Marco Colonna MC3 – Our Ground. Live in Rome

Marco Colonna MC3 - Our Ground. Live in Rome

28Records – 2015




Marco Colonna: clarinetto basso, sax tenore

Fabio Sartori: organo Hammond

Stefano Cupellini: batteria






Our ground è un terreno di sintesi tra improvvisazione radicale, blues, melismi mediorientali e anima groovy. Il disco è stato registrato dal vivo nell’aprile 2014 al 28DiVino Jazz Club di Roma e rappresenta la prima uscita discografica dell’etichetta legata allo stesso club, la 28Records.


Se la prima influenza riportata dal sassofonista nelle note interne al booklet è il suono della Blue Note, le otto tracce presenti nel disco – sette originali e l’ellingtoniana Come Sunday – rivelano la strada percorsa insieme dai tre musicisti attraverso riferimenti e ascolti, attraverso modalità e intenzioni espressive. Un continuo andirivieni tra tradizione e ricerca, tra forma e libertà, tra concetti presenti sin dagli albori del jazz e tentativi di sovvertire quegli stessi concetti per liberarsene. E, ascolto dopo ascolto, emerge l’intenzione di lasciar fluire il suono verso direzioni impreviste ma non per questo non volute o cercate: anzi, il filo logico del disco è dato dalla possibilità di scartare di lato che il trio si concede nel corso del concerto e viene riportata nelle tracce che ascoltiamo.


Se si considerano la composizione del trio e il percorso di Colonna, si nota immediatamente come l’accostamento di clarinetto basso e organo Hammond diventino una chiave per la costruzione del materiale da interpretare. La liquidità dell’Hammond, la libertà conferita alla batteria dall’assenza del contrabbasso, il registro grave del clarinetto basso e l’attitudine radicale di Colonna si uniscono in una conformazione inconsueta non tanto nel disegno sonoro quanto nell’approccio complessivo.


Il ragionamento di Colonna, Sartori e Cupellini è, allo stesso tempo, semplice e profondo. Segnare il punto sulla musica di oggi, cercare il “terreno comune” ai tre interpreti, ma anche ai tantissimi stimoli musicali, e non solo, ricevuti oggi da ciascuno di noi. Ed è effettivamente quello che il disco rimanda all’ascoltatore: una musica che tiene conto di riferimenti vicini e lontani al nostro tempo, esperienze magari contrastanti tra loro all’epoca dell’apparizione, ma sedimentate oggi dalla consuetudine all’ascolto e dall’essere diventate a loro volta tradizione. E nel terreno comune troviamo generi e stili diversi, la presenza del rock classico a fianco delle varie stagioni del jazz, la disinvoltura di usare i linguaggi per arrivare alla propria espressione e la disposizione a non rimanere ancorati, al contrario, ai criteri e ai canoni imposti da quegli stessi linguaggi.

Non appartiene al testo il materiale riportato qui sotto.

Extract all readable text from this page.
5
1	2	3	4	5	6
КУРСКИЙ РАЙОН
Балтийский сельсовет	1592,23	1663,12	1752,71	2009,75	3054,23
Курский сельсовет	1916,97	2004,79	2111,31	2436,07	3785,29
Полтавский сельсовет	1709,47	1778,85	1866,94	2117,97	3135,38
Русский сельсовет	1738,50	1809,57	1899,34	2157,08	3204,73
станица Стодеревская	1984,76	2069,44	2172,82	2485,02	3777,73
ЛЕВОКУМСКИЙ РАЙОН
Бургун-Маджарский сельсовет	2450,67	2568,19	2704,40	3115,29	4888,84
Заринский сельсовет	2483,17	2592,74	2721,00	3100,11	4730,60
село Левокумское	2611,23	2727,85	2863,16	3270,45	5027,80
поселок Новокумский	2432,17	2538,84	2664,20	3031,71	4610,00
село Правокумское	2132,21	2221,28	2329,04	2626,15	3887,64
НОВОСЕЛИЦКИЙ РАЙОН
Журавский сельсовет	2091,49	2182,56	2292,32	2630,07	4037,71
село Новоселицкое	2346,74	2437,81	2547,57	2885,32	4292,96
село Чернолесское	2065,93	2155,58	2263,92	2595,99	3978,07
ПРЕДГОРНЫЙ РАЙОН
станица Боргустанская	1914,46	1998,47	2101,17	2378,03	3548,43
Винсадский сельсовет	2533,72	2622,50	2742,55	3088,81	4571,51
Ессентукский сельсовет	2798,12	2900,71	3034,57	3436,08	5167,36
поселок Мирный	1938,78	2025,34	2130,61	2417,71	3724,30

Suonato – vissuto, verrebbe da dire – con la partecipazione tipica dell’esibizione in un club, Our Ground restituisce il calore e l’esigente accoglienza di un pubblico che sta a due metri dal palco, che scruta il musicista, spettatori ai quali non si può davvero sfuggire. E restituisce, soprattutto, l’affinamento dovuto ad una serie di concerti e, quindi, un interplay immediato e tale da rendere possibili tutti vari movimenti della musica. Ed è necessario avere sul palco un trio affiatato e, allo stesso tempo, convinto del proprio discorso per accostare cavalcate furiose e aperture psichedeliche in poche battute, per infilarsi in assolo ruvidi come accade in Piccola Venere e Addiction o accarezzare le sponde africane in Mzungo o respirare tutte le atmosfere del blues, del gospel e, in generale, della musica afroamericana che ritroviamo in Blues for Fil e Come Sunday. Naturalmente, nessuna suggestione viene completamente sganciata dal resto del processo portato avanti dal trio, la ritroviamo “sporcata” e trasformata dalla voce del trio, dalla continua disposizione al movimento, dalla persistente volontà di misurare e confrontare suoni ed espressioni. Ed è la costante convergenza operata da Marco Colonna, Fabio Sartori e Stefano Cupellini a dare un senso al disco, a far diventare il flusso di pensieri musicali portato sul palco un consistente “terreno comune”.